The joy of Brain Training was always the relaxed element to it. You held the DS like a book and completed puzzles. Some against the clock; some at a relaxed pace. It was like filling a crossword. Something about it felt so sophisticated – it was the perfect game to accompany a cup of tea and a biscuit. Dual Brain Calculation adds a lot more stress – it’s a game to play with a Red Bull and a Boost.
The premise is rather simple, although based on a neurological myth about right and left sides of the brain. Dual Brain Calculation has six different types of activities, all involving numbers. They range from simple calculations to connecting numbers that add up to ten, to finding multiples. You must carry out these activities at the same time as pressing L or R to stop a meter at the bottom of the screen in the correct position. Get it wrong and there’s a time penalty. I guess the thinking goes that juggling two tasks at once will train both sides of your brain.

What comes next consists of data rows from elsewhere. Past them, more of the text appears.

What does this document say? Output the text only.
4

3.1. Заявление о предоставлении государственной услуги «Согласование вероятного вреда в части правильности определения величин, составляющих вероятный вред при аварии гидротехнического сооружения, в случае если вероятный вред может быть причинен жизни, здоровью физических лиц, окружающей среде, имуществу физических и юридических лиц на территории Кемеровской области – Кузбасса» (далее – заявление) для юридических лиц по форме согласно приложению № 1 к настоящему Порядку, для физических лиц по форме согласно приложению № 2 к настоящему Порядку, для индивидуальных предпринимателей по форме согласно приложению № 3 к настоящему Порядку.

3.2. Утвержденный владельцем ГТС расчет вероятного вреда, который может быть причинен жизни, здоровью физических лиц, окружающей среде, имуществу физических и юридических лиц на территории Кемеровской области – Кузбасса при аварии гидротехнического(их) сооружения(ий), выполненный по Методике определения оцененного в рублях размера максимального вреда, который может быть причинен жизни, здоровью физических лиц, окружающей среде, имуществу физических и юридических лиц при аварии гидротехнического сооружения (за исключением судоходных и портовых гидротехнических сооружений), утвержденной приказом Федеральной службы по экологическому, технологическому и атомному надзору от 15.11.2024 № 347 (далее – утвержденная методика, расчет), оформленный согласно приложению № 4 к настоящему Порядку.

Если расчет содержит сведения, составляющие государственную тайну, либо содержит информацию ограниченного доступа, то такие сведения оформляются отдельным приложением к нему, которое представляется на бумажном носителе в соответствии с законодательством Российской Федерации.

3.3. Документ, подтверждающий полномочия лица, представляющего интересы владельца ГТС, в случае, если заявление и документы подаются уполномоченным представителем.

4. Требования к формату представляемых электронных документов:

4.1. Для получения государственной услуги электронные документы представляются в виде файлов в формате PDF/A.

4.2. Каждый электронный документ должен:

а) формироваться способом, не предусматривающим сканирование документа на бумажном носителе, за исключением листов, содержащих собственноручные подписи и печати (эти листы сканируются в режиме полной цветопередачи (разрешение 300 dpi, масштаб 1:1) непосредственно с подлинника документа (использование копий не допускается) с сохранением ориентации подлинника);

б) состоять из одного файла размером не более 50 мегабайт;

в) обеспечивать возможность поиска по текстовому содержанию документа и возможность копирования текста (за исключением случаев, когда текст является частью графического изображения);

It’s all very hectic.
It tracks high scores and has levelling up and leaderboards to get on if that’s your kind of thing. The problem is that it’s a bit too shallow to keep your interest for long and the timer stopping is more annoying than fun. It’s a game of juggling and running. I just wanted to concentrate on one task.
It’s also amazing that despite how the Switch and DS seem superficially similar, the experience of these type of games is completely transformed by the hardware. The DS had a stylus, and inputting answers was satisfying and fun. Pressing a direction on the D-pad is a fundamentally worse input method and removes a lot of the joy from the game. Heck, the different way you hold them (the DS like a book, the Switch in a claw-grip) fundamentally changes your body posture when playing. I found myself hunched over the Switch, rather than lounging away from it, and so Dual Brain immediacy was robbed of the cosiness that has been a huge part of these games.
The experience isn’t bad, per se, but it lacks so much of what made these games feel like a warm mug of cocoa. I think 6-11-year-old children may find it’s games useful in encouraging and developing their mathematical fluency, but I also worry that the dual-task nature of the game and the time limits of the tasks may frustrate them and reinforce the misconception that mathematics is hard, competitive and only for the select few.
Dual Brain had me thinking hard, but not for the reasons the developers wanted.